While Ms Brown and her son escaped with their lives, little Indie Rose died instantly.
“I will bear mother’s guilt until I meet her again,” Ms Brown said when speaking at an event for World Remembrance Day for Road Traffic Victims hosted by Road Trauma Support Team of South Australia on Sunday.
The Mitsubishi 4WD ute Ms Brown was driving lost traction and veered off an unsealed section of North Coast Rd after a sweeping right-hand bend and hit a tree.
“I wasn’t doing anything wrong,” the mother said of the 2015 crash.
“You don’t have to be doing something wrong on our roads for the most tragic of circumstances to occur.
“I wasn’t speeding, there was no mobile phones, no alcohol, no drugs, nothing, not being inattentive but my environment and my circumstances played a hand.

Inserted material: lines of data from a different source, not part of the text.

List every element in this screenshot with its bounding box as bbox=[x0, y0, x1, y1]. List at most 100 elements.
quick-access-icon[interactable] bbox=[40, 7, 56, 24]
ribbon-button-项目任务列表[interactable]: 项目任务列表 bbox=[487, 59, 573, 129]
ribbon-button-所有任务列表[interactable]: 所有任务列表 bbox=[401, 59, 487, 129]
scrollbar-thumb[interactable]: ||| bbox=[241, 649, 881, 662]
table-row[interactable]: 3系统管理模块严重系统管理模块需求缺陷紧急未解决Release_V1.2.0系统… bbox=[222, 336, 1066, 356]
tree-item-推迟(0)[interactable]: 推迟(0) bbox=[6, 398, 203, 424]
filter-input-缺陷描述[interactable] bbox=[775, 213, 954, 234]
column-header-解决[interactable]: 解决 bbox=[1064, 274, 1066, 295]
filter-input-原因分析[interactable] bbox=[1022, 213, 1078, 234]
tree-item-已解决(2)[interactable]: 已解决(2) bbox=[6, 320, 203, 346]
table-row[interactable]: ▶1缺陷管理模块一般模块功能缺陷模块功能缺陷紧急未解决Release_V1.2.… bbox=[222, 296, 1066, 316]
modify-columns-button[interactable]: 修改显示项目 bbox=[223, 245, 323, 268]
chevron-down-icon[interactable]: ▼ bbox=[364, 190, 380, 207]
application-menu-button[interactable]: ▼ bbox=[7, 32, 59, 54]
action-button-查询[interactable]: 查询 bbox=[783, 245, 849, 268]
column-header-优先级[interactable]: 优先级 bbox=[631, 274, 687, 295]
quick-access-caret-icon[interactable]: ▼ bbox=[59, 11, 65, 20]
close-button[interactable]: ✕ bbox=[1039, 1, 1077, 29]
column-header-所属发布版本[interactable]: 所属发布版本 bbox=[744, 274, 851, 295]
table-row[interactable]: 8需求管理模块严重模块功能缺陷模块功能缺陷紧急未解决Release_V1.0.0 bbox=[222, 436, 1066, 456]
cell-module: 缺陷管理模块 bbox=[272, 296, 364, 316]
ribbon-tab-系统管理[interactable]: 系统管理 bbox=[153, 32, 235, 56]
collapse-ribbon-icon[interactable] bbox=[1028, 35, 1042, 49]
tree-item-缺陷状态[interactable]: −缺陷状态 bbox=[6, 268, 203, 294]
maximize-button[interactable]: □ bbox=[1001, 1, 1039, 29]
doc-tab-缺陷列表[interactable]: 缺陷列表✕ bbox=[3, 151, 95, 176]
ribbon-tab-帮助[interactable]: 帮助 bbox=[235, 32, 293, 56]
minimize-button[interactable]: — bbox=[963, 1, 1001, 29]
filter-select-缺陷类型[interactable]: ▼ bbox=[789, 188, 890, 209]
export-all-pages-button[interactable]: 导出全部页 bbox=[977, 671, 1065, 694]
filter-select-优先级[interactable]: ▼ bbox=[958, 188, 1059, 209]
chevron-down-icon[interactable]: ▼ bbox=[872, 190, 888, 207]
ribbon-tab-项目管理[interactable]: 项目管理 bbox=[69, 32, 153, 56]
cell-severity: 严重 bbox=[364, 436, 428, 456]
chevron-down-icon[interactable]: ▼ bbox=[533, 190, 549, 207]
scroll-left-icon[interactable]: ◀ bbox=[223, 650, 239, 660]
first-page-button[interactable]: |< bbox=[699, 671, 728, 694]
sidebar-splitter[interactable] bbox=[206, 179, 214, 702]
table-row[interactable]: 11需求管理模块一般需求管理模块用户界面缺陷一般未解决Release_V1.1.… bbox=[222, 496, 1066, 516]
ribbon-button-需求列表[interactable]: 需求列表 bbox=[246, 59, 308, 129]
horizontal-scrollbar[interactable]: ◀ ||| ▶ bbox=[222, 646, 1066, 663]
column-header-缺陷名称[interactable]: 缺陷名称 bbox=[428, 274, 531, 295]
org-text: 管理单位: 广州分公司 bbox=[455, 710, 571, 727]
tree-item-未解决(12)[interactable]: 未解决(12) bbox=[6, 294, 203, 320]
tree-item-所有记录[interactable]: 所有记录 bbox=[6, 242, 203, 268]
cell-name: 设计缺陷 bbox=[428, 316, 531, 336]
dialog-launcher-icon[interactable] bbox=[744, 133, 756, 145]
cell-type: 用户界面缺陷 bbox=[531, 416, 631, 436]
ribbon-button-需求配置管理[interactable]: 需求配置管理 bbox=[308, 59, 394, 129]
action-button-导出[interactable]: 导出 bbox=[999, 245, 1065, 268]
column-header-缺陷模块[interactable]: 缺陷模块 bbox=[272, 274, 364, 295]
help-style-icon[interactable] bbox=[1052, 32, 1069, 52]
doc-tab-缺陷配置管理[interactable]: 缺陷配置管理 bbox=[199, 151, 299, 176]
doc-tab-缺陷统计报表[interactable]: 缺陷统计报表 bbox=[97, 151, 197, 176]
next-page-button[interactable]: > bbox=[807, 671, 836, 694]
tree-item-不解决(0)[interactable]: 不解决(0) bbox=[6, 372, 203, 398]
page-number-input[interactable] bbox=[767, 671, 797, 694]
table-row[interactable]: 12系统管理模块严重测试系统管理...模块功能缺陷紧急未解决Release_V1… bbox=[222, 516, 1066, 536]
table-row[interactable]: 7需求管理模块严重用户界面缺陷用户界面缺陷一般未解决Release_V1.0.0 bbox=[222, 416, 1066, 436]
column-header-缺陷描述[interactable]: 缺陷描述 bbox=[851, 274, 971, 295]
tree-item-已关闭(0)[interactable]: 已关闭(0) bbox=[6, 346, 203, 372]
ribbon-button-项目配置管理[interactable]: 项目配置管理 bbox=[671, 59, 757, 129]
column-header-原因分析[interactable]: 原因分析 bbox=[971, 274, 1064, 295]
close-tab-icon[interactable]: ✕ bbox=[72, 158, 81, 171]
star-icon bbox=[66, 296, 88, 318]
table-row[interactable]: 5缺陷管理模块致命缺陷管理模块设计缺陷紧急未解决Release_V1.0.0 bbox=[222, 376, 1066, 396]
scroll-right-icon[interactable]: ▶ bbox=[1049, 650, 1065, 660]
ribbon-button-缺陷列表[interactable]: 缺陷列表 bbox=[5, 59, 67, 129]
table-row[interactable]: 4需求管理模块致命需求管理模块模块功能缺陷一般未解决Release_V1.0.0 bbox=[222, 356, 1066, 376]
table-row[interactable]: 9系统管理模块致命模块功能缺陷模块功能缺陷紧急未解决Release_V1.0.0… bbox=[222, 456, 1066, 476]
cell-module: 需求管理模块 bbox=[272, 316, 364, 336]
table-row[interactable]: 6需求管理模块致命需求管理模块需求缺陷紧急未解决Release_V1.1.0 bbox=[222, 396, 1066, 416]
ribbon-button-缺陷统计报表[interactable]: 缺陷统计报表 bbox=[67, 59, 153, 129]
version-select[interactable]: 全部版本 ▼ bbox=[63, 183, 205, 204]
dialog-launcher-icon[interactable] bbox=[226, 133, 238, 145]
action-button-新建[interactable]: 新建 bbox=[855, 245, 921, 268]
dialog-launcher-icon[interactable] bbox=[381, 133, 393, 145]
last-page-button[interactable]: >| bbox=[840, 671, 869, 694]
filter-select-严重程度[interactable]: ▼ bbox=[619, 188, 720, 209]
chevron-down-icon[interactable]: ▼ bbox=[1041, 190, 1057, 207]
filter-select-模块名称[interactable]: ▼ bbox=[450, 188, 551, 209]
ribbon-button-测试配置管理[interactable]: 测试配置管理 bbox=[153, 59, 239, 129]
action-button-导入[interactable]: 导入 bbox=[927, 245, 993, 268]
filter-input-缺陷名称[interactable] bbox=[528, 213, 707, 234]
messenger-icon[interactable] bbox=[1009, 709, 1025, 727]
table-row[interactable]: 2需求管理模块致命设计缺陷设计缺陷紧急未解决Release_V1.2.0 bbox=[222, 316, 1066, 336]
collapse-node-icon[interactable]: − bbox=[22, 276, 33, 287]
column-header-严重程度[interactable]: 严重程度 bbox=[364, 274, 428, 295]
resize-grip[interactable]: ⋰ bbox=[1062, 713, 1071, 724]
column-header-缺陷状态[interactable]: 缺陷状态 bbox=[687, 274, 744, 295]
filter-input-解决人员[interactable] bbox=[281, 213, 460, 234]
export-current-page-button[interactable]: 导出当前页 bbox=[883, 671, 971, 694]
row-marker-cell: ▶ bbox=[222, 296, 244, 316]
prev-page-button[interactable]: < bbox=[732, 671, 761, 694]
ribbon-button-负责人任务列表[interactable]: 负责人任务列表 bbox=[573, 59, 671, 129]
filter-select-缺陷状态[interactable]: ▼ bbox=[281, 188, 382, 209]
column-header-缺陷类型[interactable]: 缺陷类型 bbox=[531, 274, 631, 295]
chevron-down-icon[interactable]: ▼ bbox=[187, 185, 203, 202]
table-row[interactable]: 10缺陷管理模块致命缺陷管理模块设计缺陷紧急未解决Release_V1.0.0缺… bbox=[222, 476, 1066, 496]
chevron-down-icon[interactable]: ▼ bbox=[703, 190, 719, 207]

“My guilt is that of my own motherhood, that I couldn’t protect my daughter not that I was doing something wrong.”
For Ms Brown, who said the police were phenomenal, nothing the police could say was harsher than her own thoughts.
“It doesn't get worse than a mother’s guilt,” she said.
Since the crash that claimed her only daughter Ms Brown has been an advocate for road safety, volunteering with the Road Trauma Support Team of South Australia.
“Support has been my everything,” she told the crowd.
“I’ve spoken to a couple of parents and I think it’s really evident … you lose a sense of your old self, the old Kat is not here today.
“You have to rebuild yourself because you’re a shell and you rebuild yourself to be people who can coexist in a society without your loved one.
“I’m still learning who the new Kat is and that’s okay.”
She encouraged those who have experienced road trauma to reach out to the support team saying it will “make the world of difference”.